The suggested new vision and mission to end extreme poverty and boost shared prosperity on a livable planet, by fighting poverty and inequality as well as global challenges, and recognizing their interdependencies, to achieve sustainable development outcomes across the world, fit for purpose, and the eight global challenges that affect many countries and have cross-border implications are well aligned with SDG transition pathways across energy, food systems, digital, education, health, decent jobs and social protection, highlighted in the SDG Summit’s political declaration as having catalytic and multiplier effects across the SDGs.
This requires a significant increase in financing for development, which the World Bank estimates will require US$2.4 trillion per year for developing countries between 2023 and 2030, to address global challenges of climate change, conflict, and pandemics.[3]
Therefore, an evolution of the WBG financing model is also indispensable to increase its lending capacities: A substantial increase in the level of IDA by 2030 that remains the primary source of concessional financing for lower-income countries, and beyond lowering IBRD’s minimum Equity/Loan ratio from 20% to 19%, a general capital increase for IBRD, with also enhanced/contingent callable capital and hybrid capital to shareholders, including via channeling excess SDRs.
To better support country development impact in ways that increasingly respond to global challenges and connect program outcomes to global challenges, the World Bank will need to scale up its operating model, develop new concessionality principles for global challenges, considering vulnerability in IDA/IBRD eligibility.
Partnerships also will be essential and improved coordination across the multilateral system should be a particular area of focus, both for knowledge and co-financing. The United Nations and the WBG should continue to enhance knowledge generation sharing and data on global public goods and expand and deepen its strategic partnership framework for the 2030 agenda at global, regional and country levels in policy development and advocacy, joint analysis and assessments, program planning and implementation, and financial support for development.
Next Steps for the SDG Stimulus
The United Nations will continue to support MDB reform, by taking next steps on the SDG Stimulus plan presented earlier this year. An SDG Stimulus Leaders Group will be shortly established by the UN Secretary General to carry forward this initiative and deliver a set of clear steps that enable the $500 billion to start flowing before the end of 2024. We propose three specific actions to move forward:
Re-channel Special Drawing Rights, including to MDBs. We need your support to seize the opportunity originally conceived by the African Development Bank and Asian Development Bank to re-channel unused Special Drawing Rights to strengthen their balance sheets and expand lending capacity. Building on the AfDB initiative, we urge SDR holders to re-channel an additional $100 billion worth of unused SDRs overall.
Address both debt overhang and debt restructuring in developing economies: We must focus both on insolvent economies undergoing debt restructuring, and the much broader set of countries saddled with large repayment schedules that are crowding out SDG investments. For the first group, there is an urgent need to step up implementation of the Common Framework by speeding up the process and changing the eligibility criteria so that more countries can access it. For the second group, we need new solutions, recognizing that the global community has yet to offer a response to their ongoing struggles.

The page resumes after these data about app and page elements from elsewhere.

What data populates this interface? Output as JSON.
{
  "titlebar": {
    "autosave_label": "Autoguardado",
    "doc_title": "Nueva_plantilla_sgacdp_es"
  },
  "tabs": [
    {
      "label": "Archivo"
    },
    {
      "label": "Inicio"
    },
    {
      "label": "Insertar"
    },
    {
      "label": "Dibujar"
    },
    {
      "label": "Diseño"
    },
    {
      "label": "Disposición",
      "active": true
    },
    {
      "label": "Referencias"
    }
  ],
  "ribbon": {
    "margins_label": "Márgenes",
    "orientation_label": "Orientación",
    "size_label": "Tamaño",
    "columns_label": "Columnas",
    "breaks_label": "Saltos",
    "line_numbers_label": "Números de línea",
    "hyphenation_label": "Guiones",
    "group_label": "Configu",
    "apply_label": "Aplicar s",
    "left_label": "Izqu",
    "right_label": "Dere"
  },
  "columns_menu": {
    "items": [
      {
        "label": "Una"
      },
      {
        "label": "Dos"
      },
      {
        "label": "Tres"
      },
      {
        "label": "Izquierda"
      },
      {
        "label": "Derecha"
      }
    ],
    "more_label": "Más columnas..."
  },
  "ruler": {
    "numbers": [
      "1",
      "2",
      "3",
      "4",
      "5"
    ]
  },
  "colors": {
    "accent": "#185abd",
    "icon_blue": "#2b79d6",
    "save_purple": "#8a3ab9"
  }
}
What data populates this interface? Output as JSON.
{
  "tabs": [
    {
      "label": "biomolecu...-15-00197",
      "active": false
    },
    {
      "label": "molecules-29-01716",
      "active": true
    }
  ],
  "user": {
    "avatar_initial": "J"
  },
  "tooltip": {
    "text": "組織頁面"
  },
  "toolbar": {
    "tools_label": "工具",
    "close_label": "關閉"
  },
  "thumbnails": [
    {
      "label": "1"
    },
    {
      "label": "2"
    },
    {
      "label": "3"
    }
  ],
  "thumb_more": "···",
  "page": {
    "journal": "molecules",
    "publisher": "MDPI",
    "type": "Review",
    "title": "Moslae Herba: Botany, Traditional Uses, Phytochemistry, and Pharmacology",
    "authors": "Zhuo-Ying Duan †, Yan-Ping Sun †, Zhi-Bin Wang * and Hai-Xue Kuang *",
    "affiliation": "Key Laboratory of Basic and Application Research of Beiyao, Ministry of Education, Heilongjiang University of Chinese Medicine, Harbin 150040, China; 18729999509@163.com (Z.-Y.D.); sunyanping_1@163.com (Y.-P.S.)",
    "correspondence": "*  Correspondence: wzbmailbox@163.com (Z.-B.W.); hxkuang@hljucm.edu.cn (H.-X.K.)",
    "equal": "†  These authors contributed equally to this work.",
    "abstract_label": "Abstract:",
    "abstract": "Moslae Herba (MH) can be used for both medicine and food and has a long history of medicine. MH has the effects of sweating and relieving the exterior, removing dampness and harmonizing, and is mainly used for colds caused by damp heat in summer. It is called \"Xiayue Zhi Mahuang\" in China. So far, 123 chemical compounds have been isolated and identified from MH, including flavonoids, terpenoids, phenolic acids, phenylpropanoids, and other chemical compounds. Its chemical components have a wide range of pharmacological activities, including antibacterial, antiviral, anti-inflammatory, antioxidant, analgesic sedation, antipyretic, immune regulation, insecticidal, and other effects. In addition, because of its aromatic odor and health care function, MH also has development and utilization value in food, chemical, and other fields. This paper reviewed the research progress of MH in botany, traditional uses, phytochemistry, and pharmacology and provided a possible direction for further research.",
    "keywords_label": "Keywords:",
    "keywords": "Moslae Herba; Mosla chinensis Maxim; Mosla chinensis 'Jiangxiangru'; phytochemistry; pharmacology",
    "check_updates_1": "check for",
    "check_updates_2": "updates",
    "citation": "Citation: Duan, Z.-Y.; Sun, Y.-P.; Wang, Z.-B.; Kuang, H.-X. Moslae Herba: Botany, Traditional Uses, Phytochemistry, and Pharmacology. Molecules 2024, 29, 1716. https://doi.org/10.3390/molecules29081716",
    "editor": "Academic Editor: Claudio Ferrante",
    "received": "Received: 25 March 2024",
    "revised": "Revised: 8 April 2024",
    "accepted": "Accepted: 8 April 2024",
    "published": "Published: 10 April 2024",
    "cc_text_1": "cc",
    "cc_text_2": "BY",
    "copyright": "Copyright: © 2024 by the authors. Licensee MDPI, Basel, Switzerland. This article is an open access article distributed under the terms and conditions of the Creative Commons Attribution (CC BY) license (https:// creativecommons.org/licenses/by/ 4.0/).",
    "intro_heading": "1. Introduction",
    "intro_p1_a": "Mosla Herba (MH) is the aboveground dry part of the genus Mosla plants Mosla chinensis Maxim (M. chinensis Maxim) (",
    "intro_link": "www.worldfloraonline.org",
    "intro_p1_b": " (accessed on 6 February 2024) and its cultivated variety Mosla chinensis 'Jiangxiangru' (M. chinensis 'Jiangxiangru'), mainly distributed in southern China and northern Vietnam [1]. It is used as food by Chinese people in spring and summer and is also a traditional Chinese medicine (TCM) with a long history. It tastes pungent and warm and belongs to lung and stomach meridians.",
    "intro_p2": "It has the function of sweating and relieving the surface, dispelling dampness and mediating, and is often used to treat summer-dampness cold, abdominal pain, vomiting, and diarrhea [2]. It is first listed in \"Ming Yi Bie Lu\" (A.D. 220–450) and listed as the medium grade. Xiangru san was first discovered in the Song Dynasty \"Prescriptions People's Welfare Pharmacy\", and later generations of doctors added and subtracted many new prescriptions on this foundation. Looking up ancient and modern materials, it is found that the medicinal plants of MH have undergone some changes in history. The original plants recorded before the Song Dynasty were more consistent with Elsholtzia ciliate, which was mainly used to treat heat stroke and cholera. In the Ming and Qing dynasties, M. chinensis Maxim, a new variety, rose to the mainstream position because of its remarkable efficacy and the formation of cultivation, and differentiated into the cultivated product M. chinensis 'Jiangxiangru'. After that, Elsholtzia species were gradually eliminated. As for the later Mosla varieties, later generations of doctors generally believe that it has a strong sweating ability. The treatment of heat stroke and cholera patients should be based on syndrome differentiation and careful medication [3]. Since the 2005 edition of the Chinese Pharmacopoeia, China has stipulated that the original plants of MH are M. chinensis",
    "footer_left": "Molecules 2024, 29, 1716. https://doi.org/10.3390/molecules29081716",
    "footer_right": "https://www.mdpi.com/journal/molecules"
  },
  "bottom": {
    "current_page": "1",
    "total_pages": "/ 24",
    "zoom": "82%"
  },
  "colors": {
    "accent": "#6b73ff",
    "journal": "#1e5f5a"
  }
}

Mainstream state-contingent clauses: Now is the time to mainstream climate-resilient debt clauses in all official lending, to make borrowing for the future a more predictable and just endeavour. We estimate that if state-contingent debt clauses were available to the Kingdom of Morocco during the current earthquake, a 2-year pause could have freed up to $ 9.9 billion dollars in debt service payments for 2024-2025, to reconstruction work.